Non è un fatto democratico, potremmo dire, ma ci interessa? Non siamo in guerra, non è stato raso al suolo e ridotto sul lastrico quasi tutto e quasi tutti e nemmeno sparsi i gas sopra le città. Anzi, abbiamo mille opportunità, come probabilmente non è mai successo nell’intera storia dell’umanità.

Eppure moltissimi sono espulsi dal mondo produttivo e non vi rientrano più, alcuni posti a carico della collettività, altri si devono arrangiare.

Molte sono queste differenze tra simili, e molto difficile per noi comuni mortali riuscire a comprenderle e a farcene una ragione, ovviamente quando i danneggiati siamo noi ed altrettanto ovviamente senza considerare chi sta peggio di noi.

Fortuna?

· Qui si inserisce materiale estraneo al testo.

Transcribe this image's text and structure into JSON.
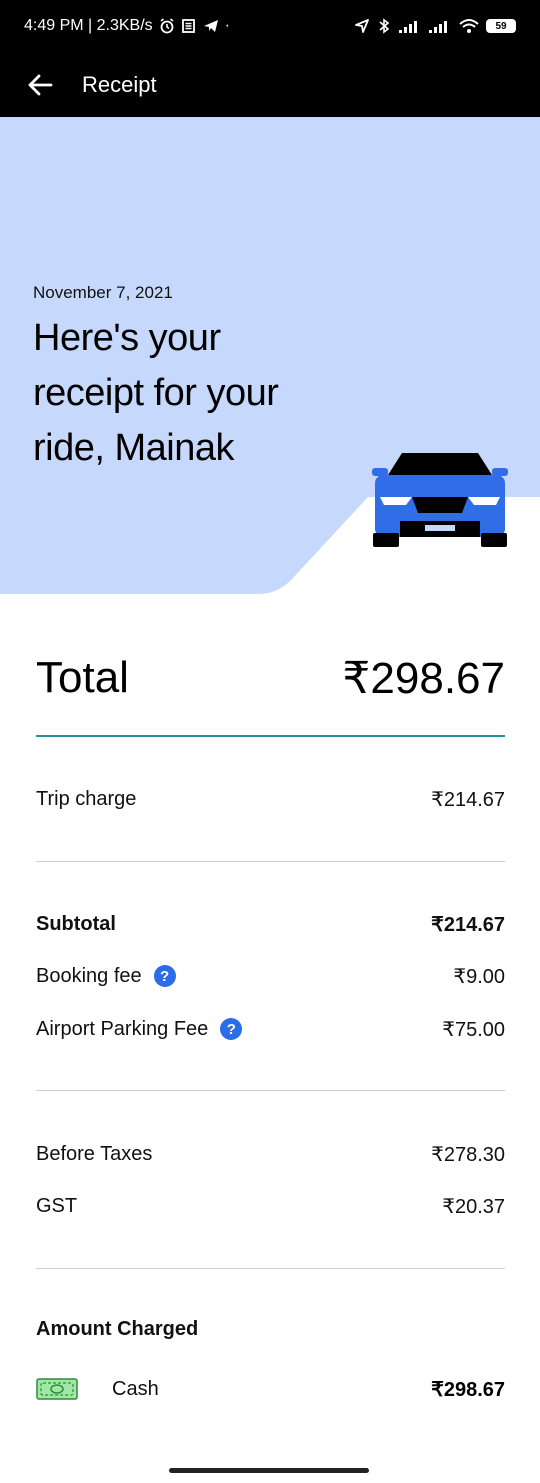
{
  "statusbar": {
    "time_info": "4:49 PM | 2.3KB/s",
    "battery": "59"
  },
  "appbar": {
    "title": "Receipt"
  },
  "hero": {
    "date": "November 7, 2021",
    "headline": "Here's your receipt for your ride, Mainak"
  },
  "total": {
    "label": "Total",
    "value": "₹298.67"
  },
  "trip": {
    "label": "Trip charge",
    "value": "₹214.67"
  },
  "subtotal": {
    "label": "Subtotal",
    "value": "₹214.67"
  },
  "booking": {
    "label": "Booking fee",
    "value": "₹9.00"
  },
  "parking": {
    "label": "Airport Parking Fee",
    "value": "₹75.00"
  },
  "before_taxes": {
    "label": "Before Taxes",
    "value": "₹278.30"
  },
  "gst": {
    "label": "GST",
    "value": "₹20.37"
  },
  "payment": {
    "title": "Amount Charged",
    "method": "Cash",
    "amount": "₹298.67"
  },
  "colors": {
    "hero_bg": "#c6d9fd",
    "car_body": "#2f6ee6",
    "accent_rule": "#2a8f9e",
    "help_icon": "#2b6de8"
  }
}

Si e no, compreso il poterla aiutare con le opportune conoscenze che, a destra come a sinistra ed in centro, risolvono in modo definitivo ogni problema.

Meritocrazia? Impossibile anche solo parlarne, se non per un manipolo di eletti, quelli che non ne hanno bisogno. Per gli altri l’argomento è taboo.

Altro? Non si sa. Sicuro è solo quello che non viene detto, perché conviene non dirlo: moltissimi non lavoreranno mai, altrettanti non lavoreranno più. Non è un problema legato al titolo di studio e nemmeno alle esperienze, ma nemmeno di capacità, nel senso comune del termine, è contemporaneamente molto di più e molto di meno.